Osobiście nie przepadam za cytrusami. Lubi je za to moja siostra. I to właśnie dla niej przygotowałam lemon-orange curd. Inspirację znalazłam w Smakowitych Prezentach Sigrid Verbert. O książce tej napiszę innym razem :) 
Przepis postanowiłam jednak odrobinę zmienić, sok z cytryny połączyłam ze sokiem z pomarańczy. 




Składniki: (2 małe słoiczki)
120 ml soku wyciśniętego z cytryny,
40 ml świeżego soku z pomarańczy,
120 g cukru,
2 jajka,
1 łyżeczka skrobi kukurydzianej,
1 laska wanilii

Wykonanie:
W misce żaroodpornej utrzeć jajka z cukrem i sokami. Dodać ziarenka wanilii i skrobię kukurydzianą. Dokładnie wymieszać. Miskę położyć na garnku z wrzącą wodą, mieszać, aż krem zgęstnieje. Przelać do słoiczków, wystudzić. Przechowywać w lodówce.

Krem nabierze odpowiedniej konsystencji po wystudzeniu :)

niedziela, 23 grudnia 2012

Golden syrup, czyli domowy syrop złocisty

Spotykany niemal w każdym sklepie zagranicą, trudno dostępny w Polsce. Często wykorzystywany w deserach i wypiekach. Przygotowałam go z myślą o świątecznym serniku. Całe szczęście mam jeszcze zapas tego cuda i Wam też polecam go zrobić - z pewnością pojawi się w przepisach, które będę zamieszczała tutaj w najbliższym czasie. Ma piękny złocisty kolor, odrobinę przypomina miód, jednak w smaku wyczuwam dużą różnicę.



Składniki: (na dość duży słoik)
100 g cukru,
25 g wody

Cukier zagotować z wodą na średnim ogniu. Gotować, póki całość rozpuści się i nabierze złotego koloru. 

500 g cukru,
300 g wrzącej wody,
1 łyżka soku z cytryny

Wodę bardzo małymi porcjami wlewać do już przygotowywanego gorącego karmelu (należy być bardzo ostrożnym i powoli wlewać wodę). Dodać cukier i sok z cytryny. Całość wymieszać, zagotować, zmniejszyć ogień do minimum i gotować 45 min.
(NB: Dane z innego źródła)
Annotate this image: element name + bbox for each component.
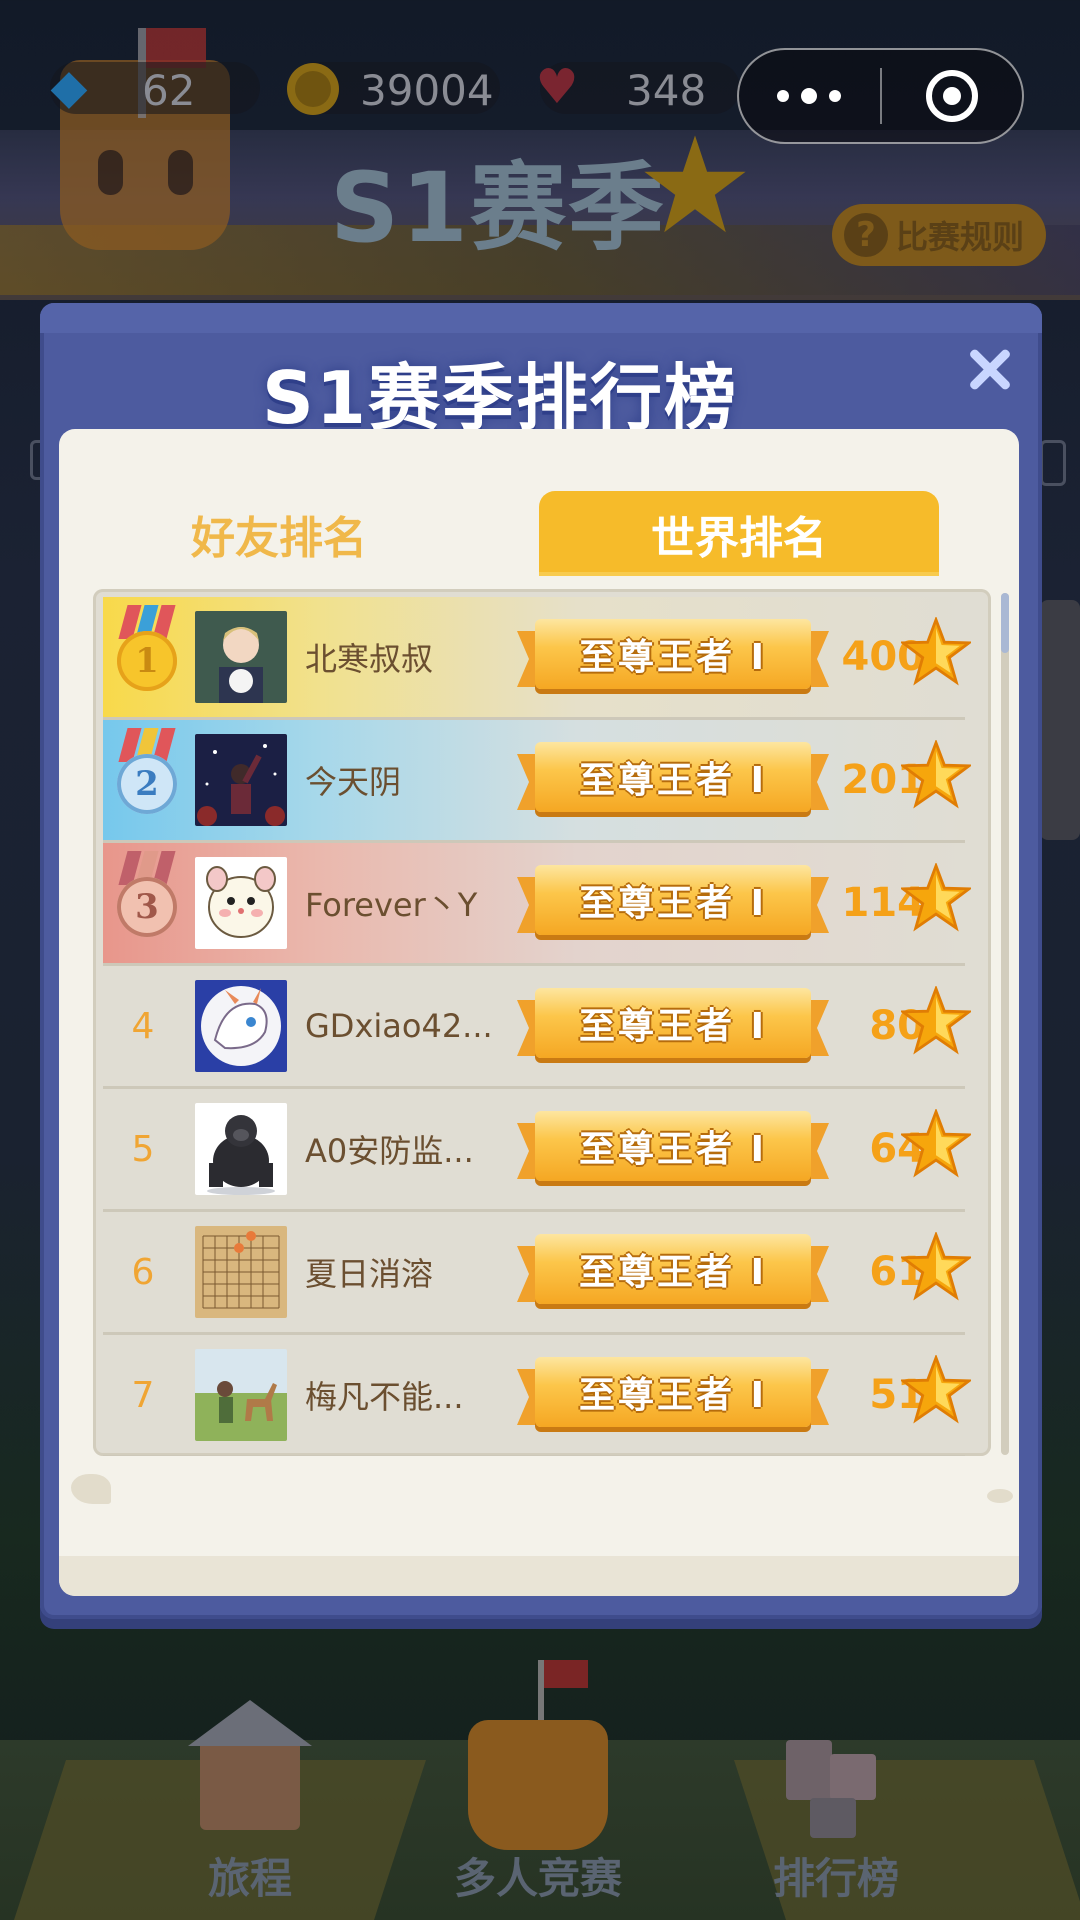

Najlepiej nie mieszać. Przelać do słoiczka i wystudzić (dopiero wtedy nabierze odpowiedniej konsystencji). Przechowywać w lodówce.

sobota, 25 sierpnia 2012

Dżem z borówki amerykańskiej

Razem z jesienią przychodzi czas na przetwory. Jagodowy dżem babci posmakował mi tak bardzo, że w efekcie końcowym dżemy zajmują znaczną część półki w mojej piwnicy. Cierpliwie czekają na zimę. Ciekawe tylko, czy dotrwają do jej nadejścia. W tym roku króluje wiśnia, jagoda, malina i borówka amerykańska. Zrobienie dżemu jest naprawdę banalną sprawą. Za to nie banalny jest smak, zresztą o niebo lepszy, niż dżemu z półki sklepowej.




Składniki:
1 kg borówki amerykańskiej,
35 dag cukru,
Żelfix 3:1 Dr.Oetkera (Niskosłodzone konfitury)

Wykonanie:
Umyte, lekko zblendowane borówki wrzucić do garnka. Żelfix dokładnie wymieszać z owocami, zagotować cały czas mieszając. Dodać cukier, ponownie zagotować i gotować jeszcze 1 minutę. Zdjąć z ognia i mieszać, aż do momentu zniknięcia piany. Gorący dżem przelać do słoiczków (do pełna), od razu szczelnie je zamknąć i odstawić wieczkiem do dołu na 5 minut.